In their NRA News interview, they said several things that I found to be a bit odd or, at the very least, unprofessional. First, they preemptively brought up that they do have a policy of asking open carry folks to cover up their guns if some other customer doesn’t like it. Now, why would want to invite that storm on yourself? While you’ve been telling people all day that you allow all kinds of carry, now your spokesmen has just voluntarily admitted that they’ll ask the legal gun toter to get it out of sight (he didn’t elaborate on what they do if the OC’er refuses) when he was asked a simple question of whether or not they allow carry at all. (Put the shovel away, folks. You’ve dug your hole plenty deep.)

The other thing they have done is remove pro-gun comments from their Facebook page & release comments. NRA convention attendees I’ve spoken with privately & seen discussing it elsewhere have also reported that they are then banned from commenting or liking anything on the page again. Yet, take a look at what anti-gun & anti-NRA comments are allowed to remain. (Click the image to enlarge.)

I first wondered if the pro-gun commenters were crossing the lines of civility. But surely then, that the anti-gun comment saying that NRA members are unreasonable, unintelligent, and impractical would also qualify as uncivil? Or if it’s politics about the issue they want to keep away from their Facebook page, then surely the statement that guns only kill people would also qualify for removal? You know, the many posts about what a shame it is that Primanti Bros can’t stand for gun control without being called out it by NRA members seem awfully numerous and odd to remain if they just want the issue to go away.

Finally, the spokesman said something else on NRA News that rubbed me the wrong way. He said that Primanti Brothers isn’t pro-gun. He used that specific wording. He didn’t say, “We don’t have a specific policy on gun control politics or legislation.” He said they aren’t pro-gun. He also added that they weren’t anti-gun. But would he honestly tell the ACLU in an interview that Primanti Bros isn’t pro-speech? Or pro-right to practice a religion? Or perhaps the newspaper covering their next big news that they aren’t pro-freedom of the press? The right to bear arms is a protected & fundamental right. It’s one thing to not want to weigh in on specific battles, but it seems awfully odd of him to say they are not pro-Bill of Rights. I’d hate to have been a woman around there when they opened in the 1930s. Perhaps it was too soon after suffrage to be safely pro-suffragette. Again, what an odd thing to say if your company really just wants the issue to go away.
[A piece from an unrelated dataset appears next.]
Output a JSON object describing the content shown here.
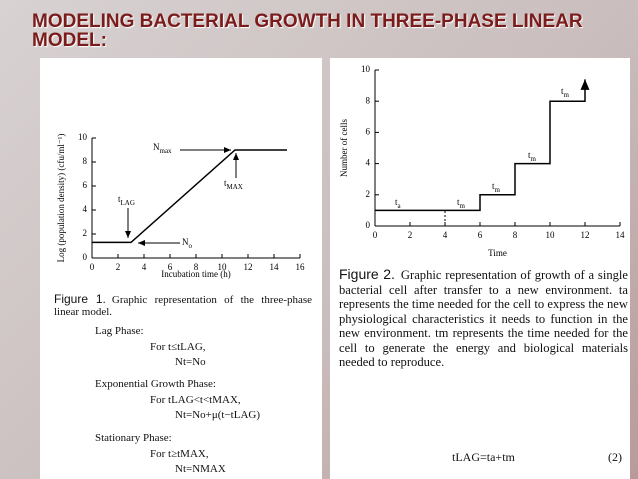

The original question of their view on our rights still stands to some degree. They don’t seem to be out leading a campaign to ban guns alongside Michael Bloomberg. But, they do appear to be trying to silence their gun owning customers who try to leave any form of public commentary while leaving up numerous attacks on NRA & gun rights. I was not calling for an organized boycott, but just noting that for those who do care about where they spend their money, it might be a legitimate concern. I don’t think that concern has been completely alleviated for some people.

In the NRA News interview, Cam did ask permission to come out to the same location with NRA shirts in tow for the staff. They did agree, so that’s worth something.